The illusion is simply this. What gives you value in this world, what proves to those around you that you have succeeded (peoples approval -which is undoubtedly the subconscious measuring tape we all apply), is that through ownership and possession, you have escaped being needy, and therefore have succeeded, because you have achieved what has been valued since the fall of creation, namely control of your life. But ownership and possession are but a false reflection, the illusion of control. It is only went the things that we think we own and possess are threatened, that our lack of control is exposed, and a clear choice is thrust into our path by the Father to either attempt to regain the illusion or step into the gospel reality, the fact that we are not in control, never have been, and never will be.

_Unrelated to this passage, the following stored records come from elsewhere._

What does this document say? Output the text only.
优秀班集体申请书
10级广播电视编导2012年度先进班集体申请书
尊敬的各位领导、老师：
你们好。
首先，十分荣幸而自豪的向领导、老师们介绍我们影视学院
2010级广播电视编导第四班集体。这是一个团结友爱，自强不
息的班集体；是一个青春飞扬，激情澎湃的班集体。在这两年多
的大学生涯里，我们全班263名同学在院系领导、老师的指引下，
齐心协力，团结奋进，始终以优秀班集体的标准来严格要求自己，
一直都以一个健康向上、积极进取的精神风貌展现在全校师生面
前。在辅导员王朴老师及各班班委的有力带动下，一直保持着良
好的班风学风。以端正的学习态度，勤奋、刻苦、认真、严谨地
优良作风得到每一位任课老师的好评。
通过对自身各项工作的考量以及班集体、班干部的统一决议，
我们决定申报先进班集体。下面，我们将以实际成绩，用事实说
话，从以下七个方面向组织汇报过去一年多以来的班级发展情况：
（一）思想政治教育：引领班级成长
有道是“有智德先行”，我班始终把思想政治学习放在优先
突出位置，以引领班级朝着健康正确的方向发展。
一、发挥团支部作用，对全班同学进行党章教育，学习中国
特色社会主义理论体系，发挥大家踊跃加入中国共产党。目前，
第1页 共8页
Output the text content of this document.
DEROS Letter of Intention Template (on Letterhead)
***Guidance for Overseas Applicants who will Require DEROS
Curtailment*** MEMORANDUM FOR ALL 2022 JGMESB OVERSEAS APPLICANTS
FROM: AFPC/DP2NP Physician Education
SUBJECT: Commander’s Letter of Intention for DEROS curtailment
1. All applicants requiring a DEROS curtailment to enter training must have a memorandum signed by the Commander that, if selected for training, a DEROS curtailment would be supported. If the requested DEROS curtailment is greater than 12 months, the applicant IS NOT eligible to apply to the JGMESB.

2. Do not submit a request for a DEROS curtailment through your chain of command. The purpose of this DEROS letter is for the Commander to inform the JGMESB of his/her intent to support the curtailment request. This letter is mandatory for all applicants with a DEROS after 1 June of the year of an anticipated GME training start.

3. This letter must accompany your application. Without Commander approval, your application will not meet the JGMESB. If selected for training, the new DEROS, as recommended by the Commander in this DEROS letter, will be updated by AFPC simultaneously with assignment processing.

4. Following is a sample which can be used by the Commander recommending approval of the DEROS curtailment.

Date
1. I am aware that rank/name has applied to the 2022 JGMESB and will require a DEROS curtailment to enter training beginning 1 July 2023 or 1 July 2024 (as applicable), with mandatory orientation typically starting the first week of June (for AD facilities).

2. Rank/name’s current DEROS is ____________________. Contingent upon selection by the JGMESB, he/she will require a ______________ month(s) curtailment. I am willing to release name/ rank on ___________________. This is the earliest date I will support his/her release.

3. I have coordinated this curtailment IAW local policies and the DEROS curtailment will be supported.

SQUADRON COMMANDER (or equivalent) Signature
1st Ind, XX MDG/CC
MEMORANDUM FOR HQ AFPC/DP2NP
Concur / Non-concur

I saw a bumper sticker once on a carpenter’s truck that said, “borrowing tools is for the weak.” As someone who claims to be a carpenter, I have felt this very pressure exerted at times upon my subconscious. A small voice affirms the bumper sticker, “you are weak if you need to borrow someone else’s tools, you need to have your own stuff, you need to own it, in fact you need to buy two of every tool so you never have to loan out your “personal” tools but have “loaner” tools that “they” can use. Sounds sick huh? But it’s the truth. We are so afraid of being seen as weak, in need, needy, helpless, dependant, that we would even go into massive debt, living in an illusion of self sufficiency, rather than have to face the reality that we can't handle life on our own. Many people live in huge houses, with huge mortgages, with huge car payments, with huge credit-card balances, trying to keep this illusion alive.
It’s odd that we find ourselves surprised when we live like this in our day-to-day lives that we then we wonder why we don’t “feel” more in community with the people who we go to church with, live next to, and work with. Unless there is a recapturing of a healthy dependence upon one another (which is not a modern understanding/experience of neediness) and a biblical understanding of our “belonging” to one another, we will continue to live out vain attempts to foster true community.